Le syndicaliste descend en flamme des examens « qui ressemblent à des épreuves de bac », avec des sujets « bricolés » puisés dans une banque de données imposée. Son sentiment ? « Ce qu'on en pense, c'est que, très rapidement, ça ne va pas fonctionner. Ça va devenir du contrôle continu et un bac par établissement et non plus un diplôme national. »
Le sentiment d'injustice s'installe ainsi au fil des mois chez les enseignants, tandis que les ressentiments et la fatigue s'accumulent. Après les prises de parole, une délégation a rencontré des responsables du rectorat mais sans en attendre de grands résultats.
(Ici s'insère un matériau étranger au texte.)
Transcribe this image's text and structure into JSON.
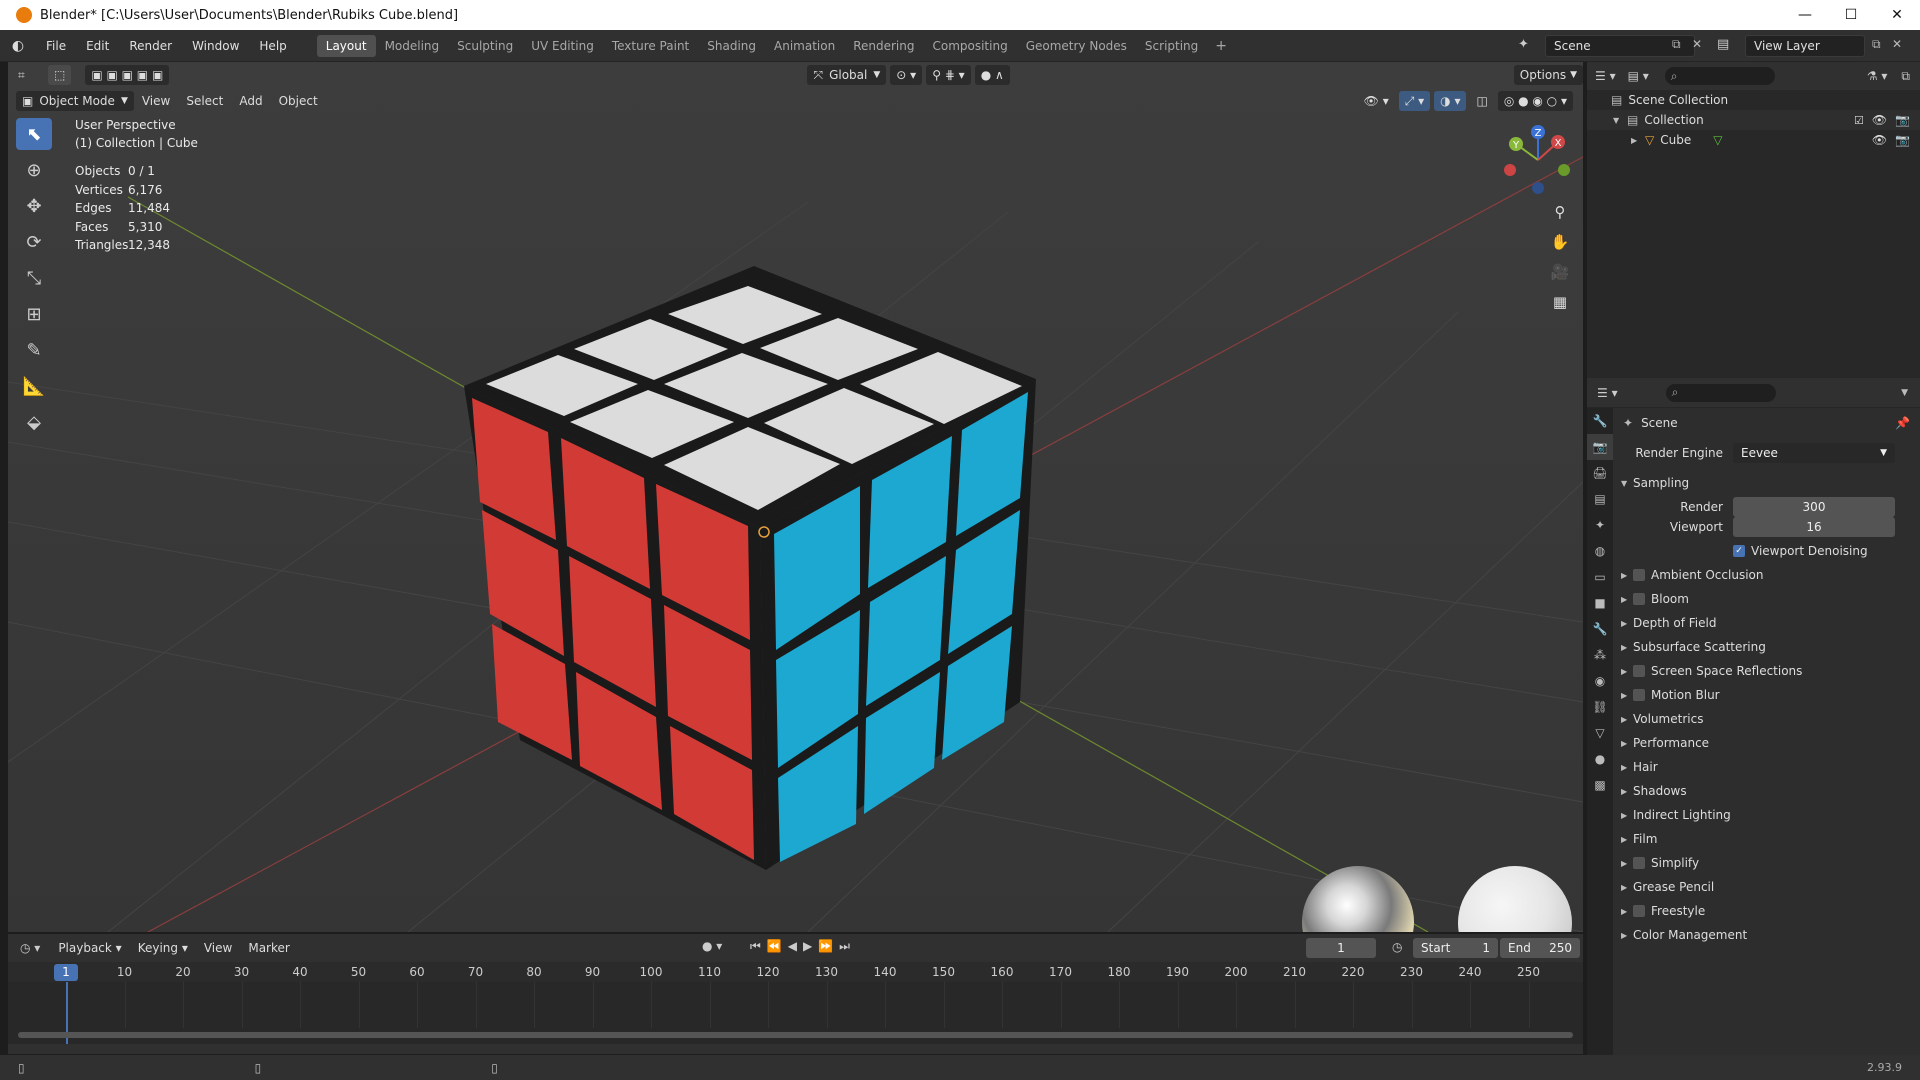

Une grande partie du rassemblement a ensuite rejoint la cité administrative. L'idée ? Investir les locaux de la Direction académique des services de l'Éducation nationale (Dasen) pour y tenir une assemblée générale.
Celle-ci n'aura toutefois duré que le temps nécessaire à la police pour se rendre sur place et évacuer la petite foule à l'extérieur de l'enceinte.
Le tout sans heurts mais sous les huées des manifestants clamant « tout le monde déteste la police ! » Finalement, le rassemblement s'est dispersé dans le calme aux alentours de 17 h 30.
Joël Kermabon
1 CGT éduc'action, CNT, FSU, Stylos rouges, SNALC, FO, Pas, UNL, SUD éducation et le collectif Défense éducation 38
Les lycéens dénoncent "la répression" qui s'abat sur leur mouvement
Les professeurs ne sont pas les seuls à lutter contre les réformes. Des lycéens sont également mobilisés, ce qui semble parfois leur être préjudiciable. L'Union nationale lycéenne (UNL), leur syndicat, s'alarme ainsi dans un communiqué daté du 15 janvier de « la répression qui s'abat sur le mouvement lycéen ». Notamment au cours des actions de blocage de lycées. « La seule réponse a été celle d’une violence disproportionnée de la part de la police et de l’administration », rapporte l'UNL.
« Plus sournoisement, ajoute le syndicat lycéen, les directions ou leurs représentants attaquent les jeunes […] au travers de sanctions disciplinaires ». S'ensuit, poursuit-elle, « une multiplication des conseils de disciplines ou bien encore des exclusions ».
L'UNL pointe ainsi l'exclusion de deux élèves du lycée Vaucanson suite à leur participation à la mobilisation contre les réformes.
Le lycée, un lieu d'émancipation citoyenne ?
Un élève du lycée André Argouges doit également « faire face à cette répression », indique le syndicat. « Il lui est interdit d’accéder au lycée pendant trois jours, en attendant de recevoir les huit jours d’exclusions qui lui ont été “promis” […] », dénonce le communiqué. Les organisations signataires considèrent ainsi « qu’il est inadmissible de reprocher aux lycéens leurs engagements tout en vendant le lycée comme un lieu d’émancipation citoyenne ».
« [Nous] demandons aux chefs d’établissements et à la rectrice l’arrêt et l’annulation de ces sanctions disciplinaires », exigent les organisations.